Experts: Treat Cell Phones Like Any Other Device with Protected Health Information
The U.S. Supreme Court's involvement next year on a privacy case regarding text-messaging on work cell phones in the public sector could have implications for private companies like hospitals, experts told HealthLeaders Media.
The case involves text messages sent by members of a California police department—some of which were sexual in nature, according to The Tennessean—and whether or not the employees should have had a "reasonable expectation of privacy" through work cell phone use.
HIPAA privacy and security officers juggle compliance headaches each day because of text-messaging on work phones. Experts told HealthLeaders Media the California case serves as a good reminder for covered entities to treat cell phones and texting as they would any other device that includes protected health information (PHI):
- Use appropriate safeguards to avoid breaches
- Know HIPAA's privacy and security rule
- Consider a policy that prohibits personal text messages on work phones
- Be clear that work devices alone do not guarantee the user's privacy
"If text messaging is allowed, it will need to be encrypted and only be sent and received by people with a 'need to know' and within minimum necessary guidelines," says John C. Parmigiani, president, John C. Parmigiani & Associates, LLC, in Ellicott City, MD.

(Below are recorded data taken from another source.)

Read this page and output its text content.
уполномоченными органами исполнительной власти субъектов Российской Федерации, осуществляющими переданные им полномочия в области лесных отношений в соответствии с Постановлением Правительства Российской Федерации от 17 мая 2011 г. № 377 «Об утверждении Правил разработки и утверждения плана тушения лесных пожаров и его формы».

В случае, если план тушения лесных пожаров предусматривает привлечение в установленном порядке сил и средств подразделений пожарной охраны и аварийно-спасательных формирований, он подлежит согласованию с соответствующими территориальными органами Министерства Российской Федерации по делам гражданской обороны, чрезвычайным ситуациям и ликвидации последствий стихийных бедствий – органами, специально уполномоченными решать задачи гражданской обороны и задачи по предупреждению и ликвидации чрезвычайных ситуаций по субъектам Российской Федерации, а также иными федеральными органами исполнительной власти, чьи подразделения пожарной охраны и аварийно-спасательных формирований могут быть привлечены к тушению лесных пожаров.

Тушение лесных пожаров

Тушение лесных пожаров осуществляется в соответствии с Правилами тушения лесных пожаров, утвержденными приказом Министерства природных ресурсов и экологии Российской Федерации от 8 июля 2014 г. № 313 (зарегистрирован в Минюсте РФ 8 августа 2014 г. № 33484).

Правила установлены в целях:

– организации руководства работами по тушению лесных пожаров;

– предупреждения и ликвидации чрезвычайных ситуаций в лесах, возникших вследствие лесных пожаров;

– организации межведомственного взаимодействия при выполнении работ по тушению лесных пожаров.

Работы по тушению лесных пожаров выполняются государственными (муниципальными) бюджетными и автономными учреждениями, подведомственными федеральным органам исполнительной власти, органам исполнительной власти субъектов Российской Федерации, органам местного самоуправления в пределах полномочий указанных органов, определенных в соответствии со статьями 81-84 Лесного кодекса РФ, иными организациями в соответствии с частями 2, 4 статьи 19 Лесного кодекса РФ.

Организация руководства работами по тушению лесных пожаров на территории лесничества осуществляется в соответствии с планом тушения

Organizations must have "comprehensive, feasible, and well-written information on security and privacy policies, along with regular training and ongoing awareness communications," says Rebecca Herold, CISM, CISSP, CISA, CIPP, FLMI, an information privacy, security and compliance consultant, author and instructor for out of Rebecca Herold & Associates, LLC, in Des Moines, IA.
"Even though this case is specific to government agencies," Herold adds, "the ruling will likely still be used as an example for all types of organizations with regard to what personnel can reasonably expect with regard to privacy of electronic communications, not only on equipment and systems owned by the organization, but also for non-company-owned equipment that is used for business purposes."
Herold says compliance boils down to a hospital's policy and training programs.
"Hospitals should ensure their policies cover the use of organization-owned computing equipment for non-work purposes, along with using non-organization-owned equipment used for business purposes," Herold says, "and ensure their training and ongoing awareness communications effectively educate their personnel about the requirements and their responsibilities."
Texting is "fairly common" between physicians when communicating about a patient, says Chris Apgar, CISSP, president, Apgar & Associates, LLC, in Portland, OR.
Apgar says he likens text messages sent from company-owned phones to e-mail messages sent via the company's e-mail system.
"In both cases, the employer [covered entity or not] owns the device and, as it has been determined in the past with e-mail, I believe the same legal principle will hold true with text messages—the employer 'owns' the text messages, whether they are work related or not," Apgar says. "The moral of the story is if an employee wishes to send a personal text, he or she should use his or her own mobile device and then, like Web messaging, the text message becomes 'personal property' of the employee or the sender."